Kari Rueslatten – Recensione: Silence Is The Only Sound

E Kari Rueslåtten si diede al pop. Ma attenzione, questo è un pop raffinato, poetico e intelligente. Se già il precedente album “To The North” aveva messo in chiaro come la musa norvegese si stesse orientando verso sonorità più accessibili, il nuovo “Silence Is The Only Sound” lo manifesta senza fraintendimenti.

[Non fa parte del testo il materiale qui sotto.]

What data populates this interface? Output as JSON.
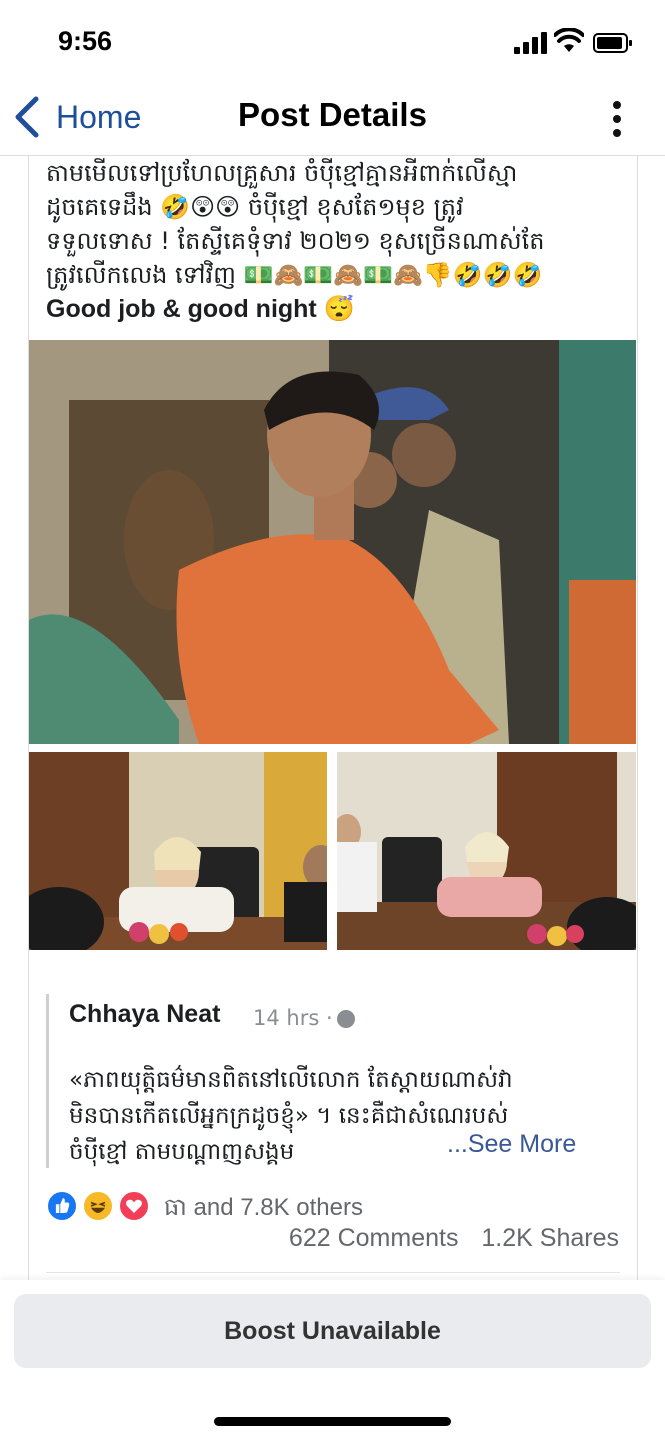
{
  "status_bar": {
    "time": "9:56"
  },
  "nav": {
    "back_label": "Home",
    "title": "Post Details"
  },
  "post": {
    "text_lines": [
      "តាមមើលទៅប្រហែលគ្រួសារ ចំប៉ីខ្មៅគ្មានអីពាក់លើស្មា",
      "ដូចគេទេដឹង 🤣😲😲 ចំប៉ីខ្មៅ ខុសតែ១មុខ ត្រូវ",
      "ទទួលទោស ! តែស្ទីគេទុំទាវ ២០២១ ខុសច្រើនណាស់តែ",
      "ត្រូវលើកលេង ទៅវិញ 💵🙈💵🙈💵🙈👎🤣🤣🤣"
    ],
    "text_en": "Good job & good night 😴"
  },
  "shared_post": {
    "author": "Chhaya Neat",
    "time": "14 hrs ·",
    "text_lines": [
      "«ភាពយុត្តិធម៌មានពិតនៅលើលោក តែស្តាយណាស់វា",
      "មិនបានកើតលើអ្នកក្រដូចខ្ញុំ» ។ នេះគឺជាសំណេរបស់",
      "ចំប៉ីខ្មៅ តាមបណ្តាញសង្គម"
    ],
    "see_more": "...See More"
  },
  "reactions": {
    "icons": [
      "like-icon",
      "haha-icon",
      "love-icon"
    ],
    "summary": "ធា and 7.8K others"
  },
  "counts": {
    "comments": "622 Comments",
    "shares": "1.2K Shares"
  },
  "footer": {
    "boost_label": "Boost Unavailable"
  },
  "colors": {
    "link_blue": "#385898",
    "nav_blue": "#1f4f9a",
    "like_blue": "#1877f2",
    "love_red": "#f33e58",
    "haha_yellow": "#f7b928"
  }
}
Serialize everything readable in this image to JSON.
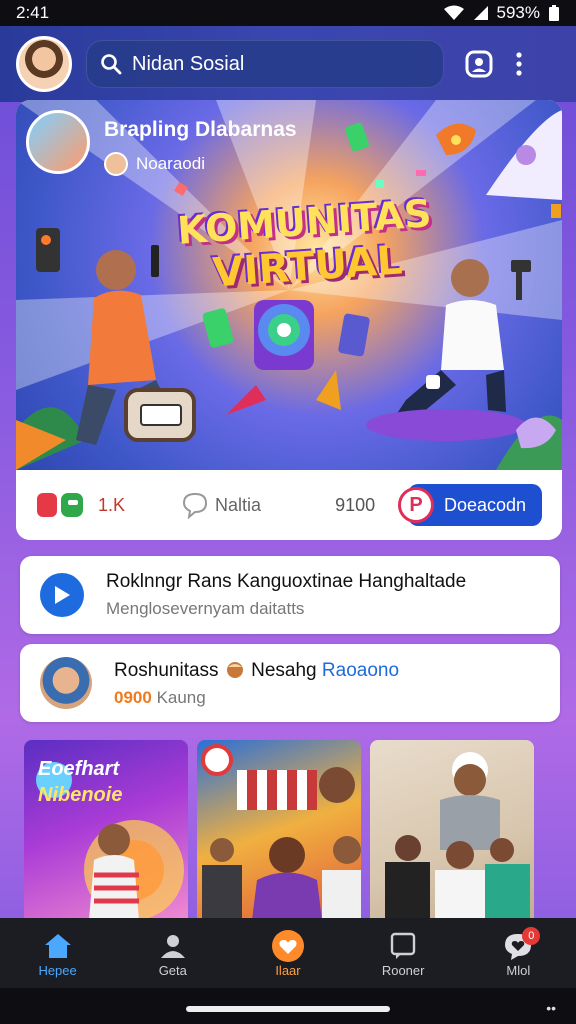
{
  "status_bar": {
    "time": "2:41",
    "battery": "593%"
  },
  "header": {
    "search_text": "Nidan Sosial"
  },
  "post": {
    "author_title": "Brapling Dlabarnas",
    "author_sub": "Noaraodi",
    "hero_line1": "KOMUNITAS",
    "hero_line2": "VIRTUAL",
    "like_count": "1.K",
    "comment_label": "Naltia",
    "share_count": "9100",
    "join_label": "Doeacodn",
    "join_badge": "P"
  },
  "list": [
    {
      "title": "Roklnngr Rans Kanguoxtinae  Hanghaltade",
      "subtitle": "Menglosevernyam daitatts"
    },
    {
      "title_part1": "Roshunitass",
      "title_part2": "Nesahg",
      "title_part3": "Raoaono",
      "sub_number": "0900",
      "sub_text": "Kaung"
    }
  ],
  "tiles": [
    {
      "caption_l1": "Eoefhart",
      "caption_l2": "Nibenoie"
    },
    {},
    {}
  ],
  "bottom_nav": [
    {
      "label": "Hepee",
      "icon": "home-icon"
    },
    {
      "label": "Geta",
      "icon": "person-icon"
    },
    {
      "label": "Ilaar",
      "icon": "heart-chat-icon"
    },
    {
      "label": "Rooner",
      "icon": "chat-square-icon"
    },
    {
      "label": "Mlol",
      "icon": "heart-bubble-icon",
      "badge": "0"
    }
  ],
  "colors": {
    "accent": "#1e4fd0",
    "header": "#3a47b0",
    "nav_active": "#4aa8ff",
    "nav_center": "#ff9e3a"
  }
}
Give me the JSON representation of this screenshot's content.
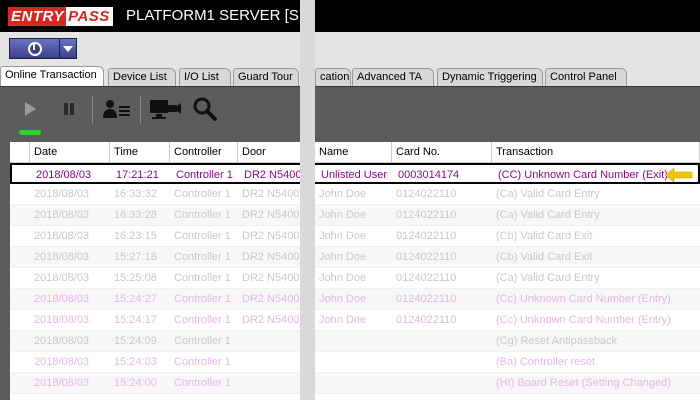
{
  "title": {
    "brand_entry": "ENTRY",
    "brand_pass": "PASS",
    "server": "PLATFORM1 SERVER [S"
  },
  "tabs": [
    {
      "label": "Online Transaction",
      "active": true
    },
    {
      "label": "Device List"
    },
    {
      "label": "I/O List"
    },
    {
      "label": "Guard Tour"
    },
    {
      "label": "cation"
    },
    {
      "label": "Advanced TA"
    },
    {
      "label": "Dynamic Triggering"
    },
    {
      "label": "Control Panel"
    }
  ],
  "columns": [
    "Date",
    "Time",
    "Controller",
    "Door",
    "Name",
    "Card No.",
    "Transaction"
  ],
  "rows": [
    {
      "date": "2018/08/03",
      "time": "17:21:21",
      "controller": "Controller 1",
      "door": "DR2 N5400",
      "name": "Unlisted User",
      "card": "0003014174",
      "transaction": "(CC) Unknown Card Number (Exit)",
      "style": "selected"
    },
    {
      "date": "2018/08/03",
      "time": "16:33:32",
      "controller": "Controller 1",
      "door": "DR2 N5400",
      "name": "John Doe",
      "card": "0124022110",
      "transaction": "(Ca) Valid Card Entry",
      "style": "grey"
    },
    {
      "date": "2018/08/03",
      "time": "16:33:28",
      "controller": "Controller 1",
      "door": "DR2 N5400",
      "name": "John Doe",
      "card": "0124022110",
      "transaction": "(Ca) Valid Card Entry",
      "style": "grey"
    },
    {
      "date": "2018/08/03",
      "time": "16:23:15",
      "controller": "Controller 1",
      "door": "DR2 N5400",
      "name": "John Doe",
      "card": "0124022110",
      "transaction": "(Cb) Valid Card Exit",
      "style": "grey"
    },
    {
      "date": "2018/08/03",
      "time": "15:27:18",
      "controller": "Controller 1",
      "door": "DR2 N5400",
      "name": "John Doe",
      "card": "0124022110",
      "transaction": "(Cb) Valid Card Exit",
      "style": "grey"
    },
    {
      "date": "2018/08/03",
      "time": "15:25:08",
      "controller": "Controller 1",
      "door": "DR2 N5400",
      "name": "John Doe",
      "card": "0124022110",
      "transaction": "(Ca) Valid Card Entry",
      "style": "grey"
    },
    {
      "date": "2018/08/03",
      "time": "15:24:27",
      "controller": "Controller 1",
      "door": "DR2 N5400",
      "name": "John Doe",
      "card": "0124022110",
      "transaction": "(Cc) Unknown Card Number (Entry)",
      "style": "pink"
    },
    {
      "date": "2018/08/03",
      "time": "15:24:17",
      "controller": "Controller 1",
      "door": "DR2 N5400",
      "name": "John Doe",
      "card": "0124022110",
      "transaction": "(Cc) Unknown Card Number (Entry)",
      "style": "pink"
    },
    {
      "date": "2018/08/03",
      "time": "15:24:09",
      "controller": "Controller 1",
      "door": "",
      "name": "",
      "card": "",
      "transaction": "(Cg) Reset Antipassback",
      "style": "grey"
    },
    {
      "date": "2018/08/03",
      "time": "15:24:03",
      "controller": "Controller 1",
      "door": "",
      "name": "",
      "card": "",
      "transaction": "(Ba) Controller reset",
      "style": "pink"
    },
    {
      "date": "2018/08/03",
      "time": "15:24:00",
      "controller": "Controller 1",
      "door": "",
      "name": "",
      "card": "",
      "transaction": "(Ht) Board Reset (Setting Changed)",
      "style": "pink"
    }
  ],
  "colors": {
    "selected_text": "#8a0a8a",
    "pink_text": "#e6b7e6",
    "grey_text": "#c9c9c9",
    "indicator": "#28d62a",
    "arrow": "#f0c400"
  },
  "icons": [
    "power-icon",
    "dropdown-arrow-icon",
    "play-icon",
    "pause-icon",
    "user-list-icon",
    "camera-monitor-icon",
    "search-icon",
    "pointer-arrow-icon"
  ]
}
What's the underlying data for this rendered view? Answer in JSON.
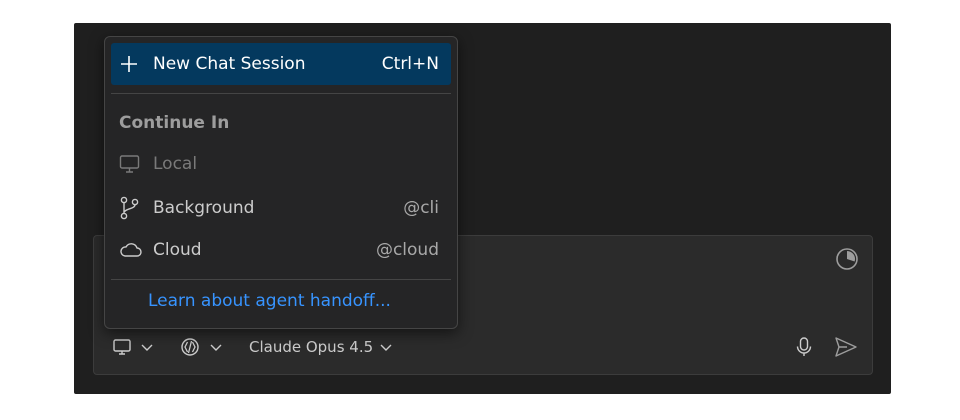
{
  "menu": {
    "new_chat": {
      "label": "New Chat Session",
      "shortcut": "Ctrl+N",
      "icon": "plus-icon"
    },
    "section_header": "Continue In",
    "items": [
      {
        "label": "Local",
        "shortcut": "",
        "icon": "monitor-icon",
        "disabled": true
      },
      {
        "label": "Background",
        "shortcut": "@cli",
        "icon": "source-control-icon",
        "disabled": false
      },
      {
        "label": "Cloud",
        "shortcut": "@cloud",
        "icon": "cloud-icon",
        "disabled": false
      }
    ],
    "link": "Learn about agent handoff..."
  },
  "input": {
    "model_label": "Claude Opus 4.5",
    "icons": [
      "monitor-icon",
      "chevron-down-icon",
      "agent-mode-icon",
      "chevron-down-icon",
      "chevron-down-icon",
      "microphone-icon",
      "send-icon",
      "context-usage-icon"
    ]
  },
  "colors": {
    "panel_bg": "#1f1f1f",
    "menu_bg": "#252526",
    "active_bg": "#04395e",
    "link": "#3794ff",
    "text": "#cccccc"
  }
}
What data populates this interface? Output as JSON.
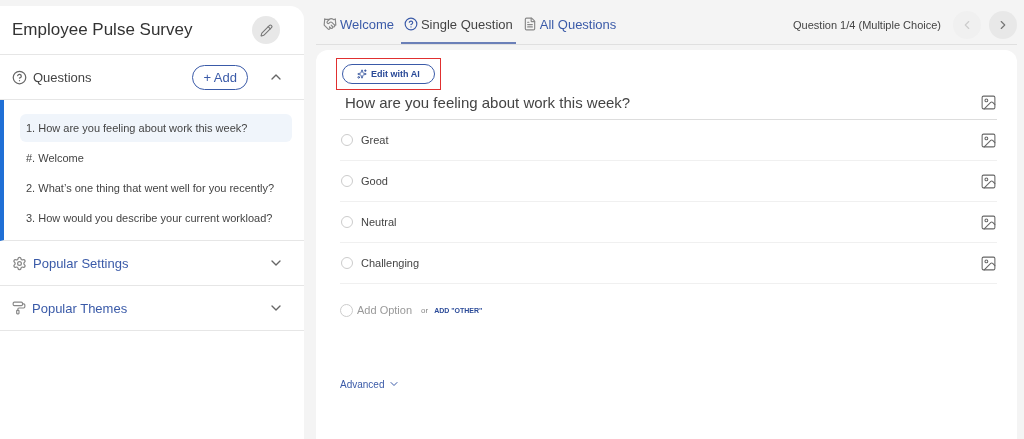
{
  "survey": {
    "title": "Employee Pulse Survey"
  },
  "questions_section": {
    "title": "Questions",
    "add_label": "+ Add",
    "expanded": true,
    "items": [
      {
        "number": "1.",
        "text": "How are you feeling about work this week?",
        "selected": true
      },
      {
        "number": "#.",
        "text": "Welcome",
        "selected": false
      },
      {
        "number": "2.",
        "text": "What’s one thing that went well for you recently?",
        "selected": false
      },
      {
        "number": "3.",
        "text": "How would you describe your current workload?",
        "selected": false
      }
    ]
  },
  "sections": [
    {
      "kind": "settings",
      "title": "Popular Settings",
      "expanded": false
    },
    {
      "kind": "themes",
      "title": "Popular Themes",
      "expanded": false
    }
  ],
  "tabs": [
    {
      "kind": "welcome",
      "label": "Welcome",
      "selected": false
    },
    {
      "kind": "single",
      "label": "Single Question",
      "selected": true
    },
    {
      "kind": "all",
      "label": "All Questions",
      "selected": false
    }
  ],
  "question_counter": "Question 1/4 (Multiple Choice)",
  "nav": {
    "prev_disabled": true,
    "next_disabled": false
  },
  "edit_ai": {
    "label": "Edit with AI",
    "highlighted": true
  },
  "question": {
    "text": "How are you feeling about work this week?"
  },
  "options": [
    {
      "label": "Great",
      "checked": false
    },
    {
      "label": "Good",
      "checked": false
    },
    {
      "label": "Neutral",
      "checked": false
    },
    {
      "label": "Challenging",
      "checked": false
    }
  ],
  "add_option": {
    "checked": false,
    "placeholder": "Add Option",
    "or": "or",
    "add_other": "ADD \"OTHER\""
  },
  "advanced": {
    "label": "Advanced",
    "expanded": false
  }
}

Possiamo dormire sonno tranquilli però, per quanto la settima fatica in studio non sia un ascolto impegnativo, la cantautrice ha mantenuto intatto l’alone notturno e malinconico che da sempre la distingue.

Il filo rosso è dunque emozionale e naturalmente (vi fossero mai dei dubbi) si concentra anche sulla voce di Kari, al solito dolcissima e a proprio agio. Si rimane sempre colpiti dall’efficacia della melodia portante e dalla bellezza dei refrain, mnemonici e garbati. La forma-canzone si concentra spesso sulla ballad pop folk, interpretata in vesti differenti dall’accoppiata iniziale “Believers”/”Chasing Rvers”. La prima è acustica, la seconda contempla invece le percussioni e la chitarra elettrica, nondimeno si mantiene su toni delicati e intimi.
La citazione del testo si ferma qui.